À cause de la faim, un Algérien filme sa femme ayant des rapports sexuels avec des chiens et la vend sur des sites pornographiques
Au pays de Mickey, sous le règne d’Abdelmadjid Tebboune, la marionnette des généraux, pas un jour ne passe sans qu’une histoire amère de notre réalité quotidienne ne survienne… Et pour ne pas être comme le reste de ces médias d’égout qui n’ont d’autre occupation que d’encenser le Général Saïd Chengriha et la bande des quarante généraux qui ont semé la corruption sur Terre, dévoré tout ce qui se trouvait sur leur passage, et contraint le pauvre citoyen à vendre sa femme, sa fille et son fils pour un gagne-pain, même au prix de la réputation de sa famille et de la prolifération d’enfants de père et de filiation inconnus…
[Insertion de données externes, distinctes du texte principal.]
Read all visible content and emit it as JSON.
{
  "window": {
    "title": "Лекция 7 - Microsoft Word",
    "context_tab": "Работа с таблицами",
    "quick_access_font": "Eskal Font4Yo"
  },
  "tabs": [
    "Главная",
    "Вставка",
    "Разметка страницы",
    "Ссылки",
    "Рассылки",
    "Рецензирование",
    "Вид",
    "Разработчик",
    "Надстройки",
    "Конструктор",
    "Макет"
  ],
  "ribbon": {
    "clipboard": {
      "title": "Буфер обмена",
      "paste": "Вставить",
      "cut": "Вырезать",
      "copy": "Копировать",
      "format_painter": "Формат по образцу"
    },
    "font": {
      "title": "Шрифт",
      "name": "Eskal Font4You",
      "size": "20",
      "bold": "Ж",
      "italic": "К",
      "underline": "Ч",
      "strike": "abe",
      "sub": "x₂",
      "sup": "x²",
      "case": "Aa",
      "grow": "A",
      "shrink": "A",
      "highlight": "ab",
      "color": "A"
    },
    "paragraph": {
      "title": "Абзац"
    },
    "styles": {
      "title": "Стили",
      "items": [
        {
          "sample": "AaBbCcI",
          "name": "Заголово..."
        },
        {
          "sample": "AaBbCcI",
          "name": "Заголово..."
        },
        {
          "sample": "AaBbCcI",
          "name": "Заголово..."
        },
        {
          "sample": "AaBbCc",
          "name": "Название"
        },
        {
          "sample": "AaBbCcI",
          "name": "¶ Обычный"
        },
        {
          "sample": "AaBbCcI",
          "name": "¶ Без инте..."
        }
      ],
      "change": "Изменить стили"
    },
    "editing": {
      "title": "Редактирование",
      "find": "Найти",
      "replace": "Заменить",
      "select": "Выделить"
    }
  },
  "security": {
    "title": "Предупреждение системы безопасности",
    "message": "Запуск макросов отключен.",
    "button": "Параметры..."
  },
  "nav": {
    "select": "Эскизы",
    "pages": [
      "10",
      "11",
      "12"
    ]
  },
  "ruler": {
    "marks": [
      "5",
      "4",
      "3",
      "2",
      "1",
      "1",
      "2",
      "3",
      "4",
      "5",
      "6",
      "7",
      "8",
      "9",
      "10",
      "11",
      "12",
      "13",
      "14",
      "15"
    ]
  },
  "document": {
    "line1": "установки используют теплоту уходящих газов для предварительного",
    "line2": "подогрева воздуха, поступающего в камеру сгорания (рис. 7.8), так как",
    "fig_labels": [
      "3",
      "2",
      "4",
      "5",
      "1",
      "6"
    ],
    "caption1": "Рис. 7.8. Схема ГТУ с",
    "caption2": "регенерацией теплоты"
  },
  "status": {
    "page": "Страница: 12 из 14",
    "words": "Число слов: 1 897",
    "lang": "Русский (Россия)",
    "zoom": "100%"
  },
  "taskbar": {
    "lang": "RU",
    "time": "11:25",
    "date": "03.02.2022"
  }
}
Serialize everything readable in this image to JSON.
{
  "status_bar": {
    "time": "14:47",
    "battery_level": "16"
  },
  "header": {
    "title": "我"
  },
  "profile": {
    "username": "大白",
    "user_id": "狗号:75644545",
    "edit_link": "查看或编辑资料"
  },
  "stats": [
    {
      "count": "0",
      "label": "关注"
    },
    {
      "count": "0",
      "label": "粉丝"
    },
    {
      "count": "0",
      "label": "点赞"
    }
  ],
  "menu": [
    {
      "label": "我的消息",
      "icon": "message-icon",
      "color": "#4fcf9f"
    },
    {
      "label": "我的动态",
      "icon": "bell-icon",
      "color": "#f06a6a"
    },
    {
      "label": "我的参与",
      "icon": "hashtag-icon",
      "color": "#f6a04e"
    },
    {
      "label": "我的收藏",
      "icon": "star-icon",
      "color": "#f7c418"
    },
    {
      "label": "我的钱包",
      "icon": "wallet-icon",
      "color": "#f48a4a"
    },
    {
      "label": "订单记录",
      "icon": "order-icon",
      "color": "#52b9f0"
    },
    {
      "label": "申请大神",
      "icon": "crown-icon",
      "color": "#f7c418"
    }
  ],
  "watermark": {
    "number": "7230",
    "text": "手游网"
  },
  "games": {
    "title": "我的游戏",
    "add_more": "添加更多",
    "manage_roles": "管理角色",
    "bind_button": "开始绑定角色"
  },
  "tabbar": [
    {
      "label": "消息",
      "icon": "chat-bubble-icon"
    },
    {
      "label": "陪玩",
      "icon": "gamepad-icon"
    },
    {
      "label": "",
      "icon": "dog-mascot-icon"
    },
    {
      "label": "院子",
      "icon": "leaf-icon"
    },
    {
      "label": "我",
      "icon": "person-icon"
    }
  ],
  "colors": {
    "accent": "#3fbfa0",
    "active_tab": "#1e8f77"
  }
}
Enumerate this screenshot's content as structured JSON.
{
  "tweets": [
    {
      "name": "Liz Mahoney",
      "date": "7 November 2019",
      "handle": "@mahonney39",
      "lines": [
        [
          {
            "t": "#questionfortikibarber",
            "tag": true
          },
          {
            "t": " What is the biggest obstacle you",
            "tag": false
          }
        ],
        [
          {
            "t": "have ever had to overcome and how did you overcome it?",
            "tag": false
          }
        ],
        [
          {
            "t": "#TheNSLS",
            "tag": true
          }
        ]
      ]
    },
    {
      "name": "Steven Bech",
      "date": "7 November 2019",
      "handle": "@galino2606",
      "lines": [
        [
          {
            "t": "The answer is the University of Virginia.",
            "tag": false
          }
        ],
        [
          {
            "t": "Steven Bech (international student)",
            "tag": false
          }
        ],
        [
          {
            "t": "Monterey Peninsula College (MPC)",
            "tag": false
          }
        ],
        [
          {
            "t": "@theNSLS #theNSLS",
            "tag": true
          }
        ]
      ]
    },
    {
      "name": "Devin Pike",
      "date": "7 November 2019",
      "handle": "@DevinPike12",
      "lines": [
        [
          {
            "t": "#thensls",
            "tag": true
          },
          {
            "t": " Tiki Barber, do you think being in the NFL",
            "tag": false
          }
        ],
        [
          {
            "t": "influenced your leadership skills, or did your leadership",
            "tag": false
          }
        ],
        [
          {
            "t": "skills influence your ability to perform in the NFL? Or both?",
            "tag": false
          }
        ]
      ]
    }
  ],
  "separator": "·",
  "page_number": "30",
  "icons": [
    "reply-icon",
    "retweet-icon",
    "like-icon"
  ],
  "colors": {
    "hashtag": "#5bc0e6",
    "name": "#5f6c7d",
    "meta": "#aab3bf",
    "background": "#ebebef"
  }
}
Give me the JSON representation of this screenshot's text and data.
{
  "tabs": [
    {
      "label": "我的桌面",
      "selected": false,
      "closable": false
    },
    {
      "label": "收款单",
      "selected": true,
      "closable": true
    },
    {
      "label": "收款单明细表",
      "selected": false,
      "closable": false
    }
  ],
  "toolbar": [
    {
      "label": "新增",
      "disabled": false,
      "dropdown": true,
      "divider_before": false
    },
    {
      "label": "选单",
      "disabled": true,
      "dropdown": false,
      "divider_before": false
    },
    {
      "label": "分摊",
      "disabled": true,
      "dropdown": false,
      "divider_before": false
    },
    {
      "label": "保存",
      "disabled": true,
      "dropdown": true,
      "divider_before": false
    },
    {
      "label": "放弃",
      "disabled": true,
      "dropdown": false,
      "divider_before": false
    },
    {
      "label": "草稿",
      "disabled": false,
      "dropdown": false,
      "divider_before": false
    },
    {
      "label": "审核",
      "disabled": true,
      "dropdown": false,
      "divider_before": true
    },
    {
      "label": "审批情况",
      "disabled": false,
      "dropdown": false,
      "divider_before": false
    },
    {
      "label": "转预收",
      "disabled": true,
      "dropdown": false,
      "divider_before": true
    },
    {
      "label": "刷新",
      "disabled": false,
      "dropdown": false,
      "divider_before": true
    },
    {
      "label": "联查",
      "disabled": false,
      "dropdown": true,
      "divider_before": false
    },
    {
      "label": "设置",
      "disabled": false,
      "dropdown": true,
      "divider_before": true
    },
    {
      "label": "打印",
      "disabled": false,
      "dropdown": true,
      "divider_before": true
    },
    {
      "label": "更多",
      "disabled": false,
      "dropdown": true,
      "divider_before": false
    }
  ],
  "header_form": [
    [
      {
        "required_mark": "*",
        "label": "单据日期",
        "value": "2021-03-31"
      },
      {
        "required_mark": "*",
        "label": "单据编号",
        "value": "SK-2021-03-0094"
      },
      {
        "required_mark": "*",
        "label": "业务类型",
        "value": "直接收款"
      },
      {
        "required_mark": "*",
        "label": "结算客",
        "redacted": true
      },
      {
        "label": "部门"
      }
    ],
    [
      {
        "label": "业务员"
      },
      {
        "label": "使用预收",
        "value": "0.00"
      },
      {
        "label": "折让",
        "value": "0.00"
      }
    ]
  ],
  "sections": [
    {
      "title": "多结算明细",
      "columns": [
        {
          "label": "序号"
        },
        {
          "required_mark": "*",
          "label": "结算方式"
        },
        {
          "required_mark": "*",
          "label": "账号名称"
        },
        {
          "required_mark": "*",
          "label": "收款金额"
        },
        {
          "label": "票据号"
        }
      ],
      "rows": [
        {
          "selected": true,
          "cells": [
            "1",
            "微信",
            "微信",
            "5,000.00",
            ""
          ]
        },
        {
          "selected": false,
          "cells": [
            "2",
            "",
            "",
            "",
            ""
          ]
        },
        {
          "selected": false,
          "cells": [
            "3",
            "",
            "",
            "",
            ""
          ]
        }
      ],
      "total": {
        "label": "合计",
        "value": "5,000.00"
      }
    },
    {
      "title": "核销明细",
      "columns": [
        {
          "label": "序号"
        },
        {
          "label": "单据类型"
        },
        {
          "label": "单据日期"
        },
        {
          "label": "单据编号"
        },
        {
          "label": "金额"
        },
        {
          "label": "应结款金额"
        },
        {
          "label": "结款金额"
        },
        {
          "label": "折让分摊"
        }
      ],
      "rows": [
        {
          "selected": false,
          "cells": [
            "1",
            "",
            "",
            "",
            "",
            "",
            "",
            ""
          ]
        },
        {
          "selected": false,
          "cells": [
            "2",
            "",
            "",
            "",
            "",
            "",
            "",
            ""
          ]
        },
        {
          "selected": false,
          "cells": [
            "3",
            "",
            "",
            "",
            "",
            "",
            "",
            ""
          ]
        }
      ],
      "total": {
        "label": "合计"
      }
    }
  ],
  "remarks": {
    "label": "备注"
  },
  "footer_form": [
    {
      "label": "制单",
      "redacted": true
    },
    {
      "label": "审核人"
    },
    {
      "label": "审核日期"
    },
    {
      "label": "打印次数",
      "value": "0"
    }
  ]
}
Une affaire pour le moins inhabituelle a récemment retenu l’attention à Annaba. Les services de sécurité d’El Bouni auraient interpellé un couple soupçonné d’être impliqué dans la production et la diffusion de vidéos à caractère pornographique sur Internet.
Selon les éléments rapportés dans le dossier, l’affaire aurait commencé après la découverte, sur les réseaux sociaux, de plusieurs vidéos mettant en scène la femme du couple dans des situations sexuelles. Les enquêteurs auraient également constaté la présence d’animaux domestiques dans certaines séquences.
Le mari est, lui aussi, soupçonné d’avoir participé à la réalisation et à la diffusion de ces contenus. D’après les informations rapportées, les vidéos auraient été publiées sur différentes plateformes afin d’en tirer des revenus.
L’affaire aurait été portée à l’attention des autorités à la suite du repérage de ces contenus en ligne. Une enquête aurait alors été ouverte pour déterminer l’identité des personnes impliquées et les circonstances dans lesquelles les vidéos étaient produites et diffusées.
À la suite des investigations, le couple aurait été présenté devant le procureur de la République près le tribunal d’El Hadjar afin que la justice puisse examiner les faits qui leur sont reprochés.
Au-delà du caractère particulièrement choquant de cette affaire, elle rappelle également les dérives auxquelles peuvent conduire la diffusion de contenus intimes sur Internet et la recherche de revenus à travers certaines plateformes numériques.
Il reste néanmoins essentiel de laisser la justice établir les faits. Les personnes concernées bénéficient de la présomption d’innocence tant qu’elles n’ont pas été définitivement condamnées.
Cette affaire, si les faits rapportés sont confirmés par la justice, soulève enfin des questions plus larges sur la protection des personnes, l’exploitation des contenus intimes et le rôle des plateformes numériques dans leur diffusion.